New type of ($) operator in GHC 8.0 is problematic
Manuel M T Chakravarty
chak at justtesting.org
Tue Feb 16 23:05:47 UTC 2016
> Richard Eisenberg <eir at cis.upenn.edu>:
>
> On Feb 16, 2016, at 5:35 AM, Ben Gamari <ben at smart-cactus.org> wrote:
>> Indeed. I'll just say that I envision that a beginner's prelude would be
>> for learning and nothing more. The goal is that it would be used in the
>> first dozen hours of picking up the language and nothing more.
>>
>> I'd be interested to hear what Richard had in mind when he has time
>> again.
>
> Yes, that's right. And, of course, it doesn't even need to be something released with GHC.
>
> I hope to have the opportunity to teach intro Haskell in the not-too-distant future. Maybe even this coming fall. Though I have yet to look closely at Chris's book, which will be one of the first things I do to prep, I suspect I'll be writing a custom Prelude for my first few weeks of the class, eliminating all type-classes. No Foldable, no Monoid, no Num. And then, by week 3 or 4, bring all that back in.
As somebody who has taught Haskell to hordes of students (literally, 1000s), I am not at all convinced that this is going to be helpful.
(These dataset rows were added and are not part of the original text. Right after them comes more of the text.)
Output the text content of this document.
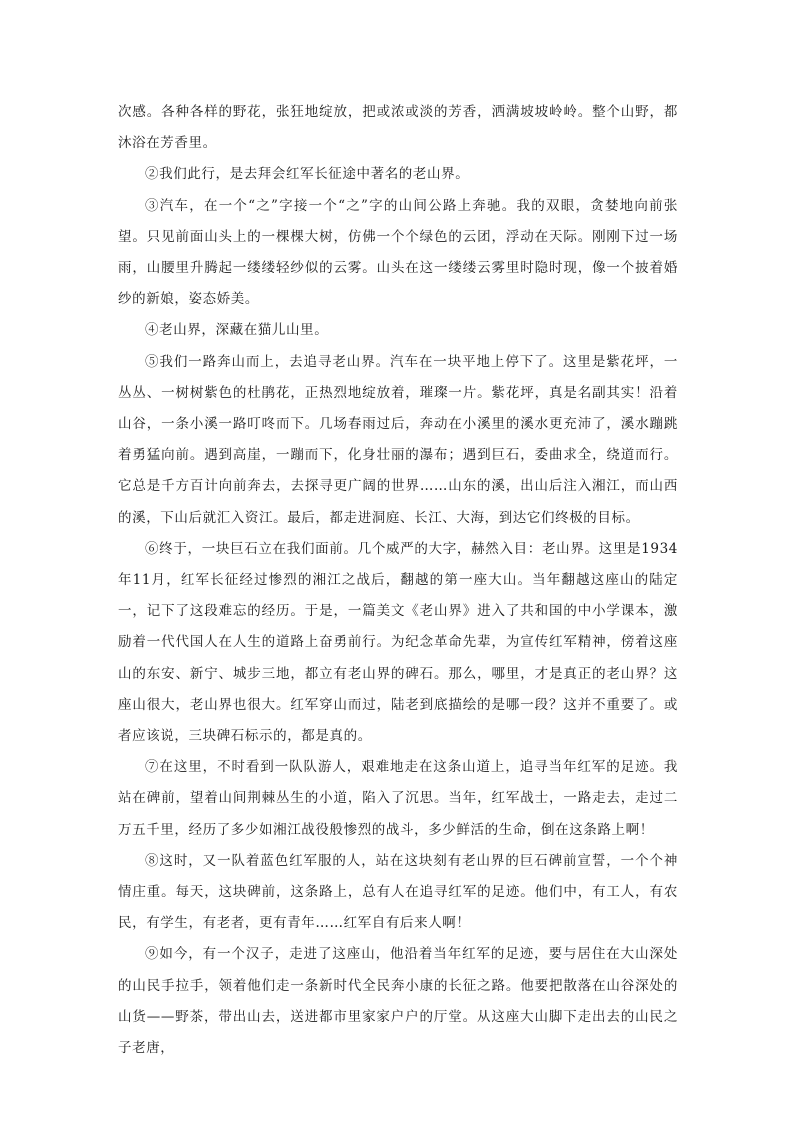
次感。各种各样的野花，张狂地绽放，把或浓或淡的芳香，洒满坡坡岭岭。整个山野，都沐浴在芳香里。

②我们此行，是去拜会红军长征途中著名的老山界。

③汽车，在一个“之”字接一个“之”字的山间公路上奔驰。我的双眼，贪婪地向前张望。只见前面山头上的一棵棵大树，仿佛一个个绿色的云团，浮动在天际。刚刚下过一场雨，山腰里升腾起一缕缕轻纱似的云雾。山头在这一缕缕云雾里时隐时现，像一个披着婚纱的新娘，姿态娇美。

④老山界，深藏在猫儿山里。

⑤我们一路奔山而上，去追寻老山界。汽车在一块平地上停下了。这里是紫花坪，一丛丛、一树树紫色的杜鹃花，正热烈地绽放着，璀璨一片。紫花坪，真是名副其实！沿着山谷，一条小溪一路叮咚而下。几场春雨过后，奔动在小溪里的溪水更充沛了，溪水蹦跳着勇猛向前。遇到高崖，一蹦而下，化身壮丽的瀑布；遇到巨石，委曲求全，绕道而行。它总是千方百计向前奔去，去探寻更广阔的世界……山东的溪，出山后注入湘江，而山西的溪，下山后就汇入资江。最后，都走进洞庭、长江、大海，到达它们终极的目标。

⑥终于，一块巨石立在我们面前。几个威严的大字，赫然入目：老山界。这里是1934年11月，红军长征经过惨烈的湘江之战后，翻越的第一座大山。当年翻越这座山的陆定一，记下了这段难忘的经历。于是，一篇美文《老山界》进入了共和国的中小学课本，激励着一代代国人在人生的道路上奋勇前行。为纪念革命先辈，为宣传红军精神，傍着这座山的东安、新宁、城步三地，都立有老山界的碑石。那么，哪里，才是真正的老山界？这座山很大，老山界也很大。红军穿山而过，陆老到底描绘的是哪一段？这并不重要了。或者应该说，三块碑石标示的，都是真的。

⑦在这里，不时看到一队队游人，艰难地走在这条山道上，追寻当年红军的足迹。我站在碑前，望着山间荆棘丛生的小道，陷入了沉思。当年，红军战士，一路走去，走过二万五千里，经历了多少如湘江战役般惨烈的战斗，多少鲜活的生命，倒在这条路上啊！

⑧这时，又一队着蓝色红军服的人，站在这块刻有老山界的巨石碑前宣誓，一个个神情庄重。每天，这块碑前，这条路上，总有人在追寻红军的足迹。他们中，有工人，有农民，有学生，有老者，更有青年……红军自有后来人啊！

⑨如今，有一个汉子，走进了这座山，他沿着当年红军的足迹，要与居住在大山深处的山民手拉手，领着他们走一条新时代全民奔小康的长征之路。他要把散落在山谷深处的山货——野茶，带出山去，送进都市里家家户户的厅堂。从这座大山脚下走出去的山民之子老唐，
This is for the following reasons:
* Students understand the basic idea of overloading for Num, Show, etc easily (week 1 or 2). We actually tried both doing basic overloading very early or delaying it until later. The former worked much better.
* You are not in a position to explain Foldable and probably not Monoid by week 3 or 4. So, either you need to have more than one beginner Prelude, delay overloading until much later (awkward), or we are really only talking about the impact of Show, Num, etc here.
* Changing things (i.e., one Prelude to another) always confuses some people — i.e., there is an intellectual cost to all this.
* Students will want to use Haskell on their own computers. Then, you need to make sure, they import the right Prelude and that they stop importing the beginner Prelude when you switch back to the normal one. A certain percentage of students will mess that up and be confused.
What we found works best is the following:
* Introduce the concept of overloading right away. People get that easily, because they use overloaded arithmetic functions in math, too. (Num and Show are the typical classes to explain it at.) As an example, see how we do that in the first chapter of our new Haskell tutorial: http://learn.hfm.io/first_steps.html
* Be careful in designing your exercises/assignments (esp early ones), to make it unlikely for students to run into class related errors.
Sorry for the mostly off-topic post, but since a beginner’s Prelude was mentioned here multiple times recently as a countermeasure to making the real Prelude more complicated, I just want to say, don’t put too much hope into a ”solution” you never actually tried.